OK.  I know.  Now I’ve got your attention.  I suppose, I’ll tell you who he is.  I’ll give you a name since we’re such good friends and all.  And the interwebs have a way of making one feel an-albeit false- sense of security.

His name is….

Insomnia.

That’s right.  Insomnia is my badass mother fucker of a boyfriend these days.  If anyone has met this kind of boyfriend, you know they are funny little guys; so  strange with their random arrivals and inconvenient departures; showing up unannounced on your doorstep one night and inviting themselves into bed with you, leaving you no room for protest.  Such an ego maniac, this Insomnia!  So much so, that he can’t leave you alone for too long, lest you -God forbid- find someone else.  Someone like Peacefulness or Sleep or Rest.  No, he is far too jealous for that.

And he is such a sneaky son of a bitch.  Why is it that I can be so weary staring at the pages of a book, that my eyes are drooping, but once I put that book down and try to sleep, my mind is awake and running?  It is almost as if the light switch is not really connected to my bedside lamp, but rather, my mind and entirely controlled by Mr I.

The worst part is, he never lets me feel awake enough to actually do anything.  Instead I lay here thinking “Oh, you’re so close; you’re so tired that you *must* be close to sleep.  Just a few more minutes and you will be asleep.  Don’t get up and read.  Don’t turn on the TV or draw a bath.  You’re too close to sleep”.  But no.  I never do fall asleep this way.  Leaving me with the slumbered version of blue balls.  What a tease, that Insomnia.
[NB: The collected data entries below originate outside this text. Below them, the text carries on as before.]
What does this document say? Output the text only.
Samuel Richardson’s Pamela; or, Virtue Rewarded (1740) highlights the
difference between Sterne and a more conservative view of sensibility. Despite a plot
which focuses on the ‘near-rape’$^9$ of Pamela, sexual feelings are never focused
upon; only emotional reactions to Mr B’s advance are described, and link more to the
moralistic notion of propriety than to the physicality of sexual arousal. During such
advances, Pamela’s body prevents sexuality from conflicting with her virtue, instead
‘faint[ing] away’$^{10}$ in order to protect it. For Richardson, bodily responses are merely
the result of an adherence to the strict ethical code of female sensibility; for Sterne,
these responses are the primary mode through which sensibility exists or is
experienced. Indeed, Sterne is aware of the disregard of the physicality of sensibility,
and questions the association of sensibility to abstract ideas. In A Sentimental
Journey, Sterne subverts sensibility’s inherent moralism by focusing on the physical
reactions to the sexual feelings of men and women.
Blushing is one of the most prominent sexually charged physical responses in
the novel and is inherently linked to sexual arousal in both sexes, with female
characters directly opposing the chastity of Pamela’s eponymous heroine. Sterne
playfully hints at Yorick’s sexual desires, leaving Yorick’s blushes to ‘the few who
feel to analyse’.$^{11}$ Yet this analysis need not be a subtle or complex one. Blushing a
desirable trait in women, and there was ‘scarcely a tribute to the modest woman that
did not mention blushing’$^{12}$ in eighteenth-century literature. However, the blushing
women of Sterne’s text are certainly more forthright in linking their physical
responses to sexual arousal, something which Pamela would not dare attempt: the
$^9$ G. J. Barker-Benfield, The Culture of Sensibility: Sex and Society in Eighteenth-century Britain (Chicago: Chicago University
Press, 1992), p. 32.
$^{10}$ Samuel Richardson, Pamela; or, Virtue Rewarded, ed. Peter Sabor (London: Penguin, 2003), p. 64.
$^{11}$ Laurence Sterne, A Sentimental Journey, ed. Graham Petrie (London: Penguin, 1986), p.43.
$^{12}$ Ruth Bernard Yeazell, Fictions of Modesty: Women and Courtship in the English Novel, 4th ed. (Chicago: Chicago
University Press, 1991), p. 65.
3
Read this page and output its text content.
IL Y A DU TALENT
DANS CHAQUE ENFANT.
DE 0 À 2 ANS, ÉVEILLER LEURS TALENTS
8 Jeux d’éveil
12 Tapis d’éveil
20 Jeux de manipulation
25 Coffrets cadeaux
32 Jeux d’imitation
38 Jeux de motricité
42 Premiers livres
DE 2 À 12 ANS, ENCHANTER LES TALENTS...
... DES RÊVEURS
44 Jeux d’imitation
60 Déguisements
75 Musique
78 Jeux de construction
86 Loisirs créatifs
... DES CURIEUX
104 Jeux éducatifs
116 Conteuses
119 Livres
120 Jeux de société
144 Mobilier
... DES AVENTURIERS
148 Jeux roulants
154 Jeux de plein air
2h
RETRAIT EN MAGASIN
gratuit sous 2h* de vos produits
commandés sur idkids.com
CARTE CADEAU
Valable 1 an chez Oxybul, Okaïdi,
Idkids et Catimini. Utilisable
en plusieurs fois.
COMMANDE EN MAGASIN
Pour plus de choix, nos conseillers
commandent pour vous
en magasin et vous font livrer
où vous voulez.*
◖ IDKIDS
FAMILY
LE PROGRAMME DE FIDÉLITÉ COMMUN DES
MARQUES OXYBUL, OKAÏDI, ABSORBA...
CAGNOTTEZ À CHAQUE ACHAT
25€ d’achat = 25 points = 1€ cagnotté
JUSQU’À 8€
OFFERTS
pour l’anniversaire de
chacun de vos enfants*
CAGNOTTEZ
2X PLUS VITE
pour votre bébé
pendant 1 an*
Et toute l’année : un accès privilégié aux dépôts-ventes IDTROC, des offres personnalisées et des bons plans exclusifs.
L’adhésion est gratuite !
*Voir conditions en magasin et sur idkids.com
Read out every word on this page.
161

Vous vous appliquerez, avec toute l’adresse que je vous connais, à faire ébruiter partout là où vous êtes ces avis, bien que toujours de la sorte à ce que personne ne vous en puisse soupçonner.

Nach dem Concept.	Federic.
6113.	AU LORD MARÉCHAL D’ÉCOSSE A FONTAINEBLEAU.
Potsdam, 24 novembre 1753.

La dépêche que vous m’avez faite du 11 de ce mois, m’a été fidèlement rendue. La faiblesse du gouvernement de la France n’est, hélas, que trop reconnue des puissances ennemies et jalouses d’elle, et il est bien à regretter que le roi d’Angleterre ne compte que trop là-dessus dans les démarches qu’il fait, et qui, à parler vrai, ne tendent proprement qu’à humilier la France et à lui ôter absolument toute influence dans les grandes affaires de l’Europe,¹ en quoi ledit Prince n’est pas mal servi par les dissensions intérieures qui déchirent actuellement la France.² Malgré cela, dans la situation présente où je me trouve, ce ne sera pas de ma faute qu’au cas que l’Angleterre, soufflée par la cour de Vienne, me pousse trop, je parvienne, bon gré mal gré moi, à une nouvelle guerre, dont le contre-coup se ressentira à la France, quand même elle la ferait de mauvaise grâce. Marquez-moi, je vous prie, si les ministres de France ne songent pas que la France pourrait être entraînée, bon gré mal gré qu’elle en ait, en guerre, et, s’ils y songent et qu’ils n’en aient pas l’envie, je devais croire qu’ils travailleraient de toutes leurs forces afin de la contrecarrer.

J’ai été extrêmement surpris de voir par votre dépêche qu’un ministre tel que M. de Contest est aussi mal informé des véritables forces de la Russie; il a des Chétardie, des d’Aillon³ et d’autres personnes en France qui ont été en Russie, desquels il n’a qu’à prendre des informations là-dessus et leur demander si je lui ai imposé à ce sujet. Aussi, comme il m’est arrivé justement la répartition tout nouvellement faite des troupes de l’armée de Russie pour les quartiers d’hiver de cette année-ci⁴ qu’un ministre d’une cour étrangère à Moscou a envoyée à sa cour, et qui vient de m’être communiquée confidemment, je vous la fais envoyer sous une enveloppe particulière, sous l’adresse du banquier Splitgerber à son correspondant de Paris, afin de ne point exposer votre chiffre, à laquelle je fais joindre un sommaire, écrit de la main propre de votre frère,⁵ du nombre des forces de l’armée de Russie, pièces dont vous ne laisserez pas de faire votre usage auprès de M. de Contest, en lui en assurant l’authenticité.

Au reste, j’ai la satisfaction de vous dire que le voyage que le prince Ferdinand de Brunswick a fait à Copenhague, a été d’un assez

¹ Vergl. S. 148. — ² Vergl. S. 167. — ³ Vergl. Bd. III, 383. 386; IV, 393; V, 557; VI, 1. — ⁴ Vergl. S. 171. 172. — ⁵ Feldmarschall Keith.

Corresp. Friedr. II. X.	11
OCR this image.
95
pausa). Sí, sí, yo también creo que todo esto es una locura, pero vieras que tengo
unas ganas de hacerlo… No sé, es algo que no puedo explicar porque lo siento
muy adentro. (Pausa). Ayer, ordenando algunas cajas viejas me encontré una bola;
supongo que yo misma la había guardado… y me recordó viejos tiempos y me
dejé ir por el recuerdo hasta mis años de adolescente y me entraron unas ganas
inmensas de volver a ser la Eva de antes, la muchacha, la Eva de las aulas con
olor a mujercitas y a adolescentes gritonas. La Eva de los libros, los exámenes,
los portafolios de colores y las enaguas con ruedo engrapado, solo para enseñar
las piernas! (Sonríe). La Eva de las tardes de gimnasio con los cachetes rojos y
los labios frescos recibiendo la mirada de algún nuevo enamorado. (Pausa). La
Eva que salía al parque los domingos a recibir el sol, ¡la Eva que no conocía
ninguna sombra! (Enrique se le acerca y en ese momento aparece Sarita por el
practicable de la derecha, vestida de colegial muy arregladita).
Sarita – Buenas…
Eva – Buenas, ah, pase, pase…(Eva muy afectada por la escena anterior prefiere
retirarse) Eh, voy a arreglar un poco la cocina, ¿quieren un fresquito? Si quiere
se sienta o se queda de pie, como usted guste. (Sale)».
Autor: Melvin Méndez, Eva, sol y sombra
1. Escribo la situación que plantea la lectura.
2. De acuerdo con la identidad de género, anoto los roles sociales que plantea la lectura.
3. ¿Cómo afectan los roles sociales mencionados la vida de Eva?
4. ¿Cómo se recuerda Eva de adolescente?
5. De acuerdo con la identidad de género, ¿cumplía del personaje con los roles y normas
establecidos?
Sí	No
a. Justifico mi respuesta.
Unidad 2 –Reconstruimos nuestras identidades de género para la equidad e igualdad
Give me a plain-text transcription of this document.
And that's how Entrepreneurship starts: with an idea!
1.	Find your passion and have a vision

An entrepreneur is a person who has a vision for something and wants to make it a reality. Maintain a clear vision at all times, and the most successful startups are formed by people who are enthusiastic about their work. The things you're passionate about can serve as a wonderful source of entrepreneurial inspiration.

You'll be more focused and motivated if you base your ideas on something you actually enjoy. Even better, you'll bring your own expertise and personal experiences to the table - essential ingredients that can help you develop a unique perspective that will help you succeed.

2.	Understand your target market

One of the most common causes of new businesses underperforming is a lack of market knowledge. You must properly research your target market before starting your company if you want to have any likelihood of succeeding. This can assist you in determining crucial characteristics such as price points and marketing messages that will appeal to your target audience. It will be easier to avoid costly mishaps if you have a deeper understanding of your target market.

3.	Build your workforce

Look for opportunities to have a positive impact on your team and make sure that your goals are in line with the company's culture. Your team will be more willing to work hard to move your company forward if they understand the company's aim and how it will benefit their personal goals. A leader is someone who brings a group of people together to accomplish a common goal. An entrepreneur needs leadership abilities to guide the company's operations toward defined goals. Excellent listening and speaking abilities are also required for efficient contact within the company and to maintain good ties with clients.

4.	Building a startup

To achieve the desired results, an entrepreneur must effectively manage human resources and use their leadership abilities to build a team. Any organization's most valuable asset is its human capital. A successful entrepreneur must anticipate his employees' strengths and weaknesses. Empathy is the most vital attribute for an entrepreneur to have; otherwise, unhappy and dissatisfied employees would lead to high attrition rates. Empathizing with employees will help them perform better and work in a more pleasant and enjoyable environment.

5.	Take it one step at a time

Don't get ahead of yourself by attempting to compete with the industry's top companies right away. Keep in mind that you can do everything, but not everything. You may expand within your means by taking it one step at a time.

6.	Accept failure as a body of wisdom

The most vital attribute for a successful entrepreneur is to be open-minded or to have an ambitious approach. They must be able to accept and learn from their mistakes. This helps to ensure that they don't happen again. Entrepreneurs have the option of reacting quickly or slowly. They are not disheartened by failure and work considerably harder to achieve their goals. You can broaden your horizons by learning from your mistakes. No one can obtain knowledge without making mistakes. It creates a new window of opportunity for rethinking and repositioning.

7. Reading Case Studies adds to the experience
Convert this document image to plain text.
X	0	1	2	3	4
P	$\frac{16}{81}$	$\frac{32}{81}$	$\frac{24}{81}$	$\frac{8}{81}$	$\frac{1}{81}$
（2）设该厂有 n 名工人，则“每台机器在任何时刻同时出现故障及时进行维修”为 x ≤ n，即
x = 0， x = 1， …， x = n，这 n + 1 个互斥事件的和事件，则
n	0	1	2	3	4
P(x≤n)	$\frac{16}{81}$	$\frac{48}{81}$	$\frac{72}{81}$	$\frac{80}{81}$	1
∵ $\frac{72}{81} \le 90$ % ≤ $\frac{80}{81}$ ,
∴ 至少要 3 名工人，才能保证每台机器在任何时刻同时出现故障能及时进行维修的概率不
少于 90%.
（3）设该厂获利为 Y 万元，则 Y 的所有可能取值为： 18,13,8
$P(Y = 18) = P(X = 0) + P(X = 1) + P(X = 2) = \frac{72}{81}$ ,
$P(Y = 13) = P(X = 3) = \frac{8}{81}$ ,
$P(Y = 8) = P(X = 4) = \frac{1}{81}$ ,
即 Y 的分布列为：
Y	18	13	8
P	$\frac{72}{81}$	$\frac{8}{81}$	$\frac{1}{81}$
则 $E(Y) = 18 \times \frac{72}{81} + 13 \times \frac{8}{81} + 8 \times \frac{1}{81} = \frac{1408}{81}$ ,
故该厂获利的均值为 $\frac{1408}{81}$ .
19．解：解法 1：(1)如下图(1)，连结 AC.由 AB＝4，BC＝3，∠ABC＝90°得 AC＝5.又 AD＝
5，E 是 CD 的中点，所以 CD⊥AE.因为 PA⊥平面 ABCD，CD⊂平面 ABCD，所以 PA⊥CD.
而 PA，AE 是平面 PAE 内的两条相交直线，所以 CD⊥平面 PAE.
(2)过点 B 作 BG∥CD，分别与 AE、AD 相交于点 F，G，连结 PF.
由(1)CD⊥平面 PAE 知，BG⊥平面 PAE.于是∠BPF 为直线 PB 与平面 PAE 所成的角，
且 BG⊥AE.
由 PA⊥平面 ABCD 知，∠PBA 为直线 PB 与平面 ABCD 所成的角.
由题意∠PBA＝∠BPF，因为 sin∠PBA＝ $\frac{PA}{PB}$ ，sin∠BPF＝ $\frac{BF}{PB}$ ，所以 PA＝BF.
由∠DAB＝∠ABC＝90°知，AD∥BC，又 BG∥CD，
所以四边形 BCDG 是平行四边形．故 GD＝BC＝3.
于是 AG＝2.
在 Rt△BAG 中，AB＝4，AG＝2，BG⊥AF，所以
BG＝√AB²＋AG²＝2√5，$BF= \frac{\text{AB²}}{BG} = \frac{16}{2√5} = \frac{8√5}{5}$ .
So far there has been no outsmarting him. This bad boyfriend with the mind tricks and bad bedroom manners.  No yoga poses, lavender oils, hot showers before bed and chamomile tea can change his ways or romance him into a more tender pattern.  I can’t even roofie him.  Instead, pills leave me even more on edge than it’s worth and my internal dialogue becomes even more neurotic and deluded.  “Ok I took one.  How long before I feel something.   Am I breathing evenly?  I don’t want to be the next Whitney Houston, dying on a bad combo of Xanax and wine.  I did have that one glass of wine at happy hour….it was 6 hours ago but still… ” 

So if any of you have ever had a bad boy relationship with Mr I.- and let’s be honest, I hear that his kind gets around a lot- and have found a way to kick him to the curb where he belongs, I’m all ears.  Lord knows you know where to find me. Here in my bed.  Alone and awake.  Staring into the ceiling as if it were the sky itself and praying for the sweet abyss of sleep. Day dreaming about dreaming.  Nostalgic over my ceased love affair with Sleep, the biggest stud I ever did date.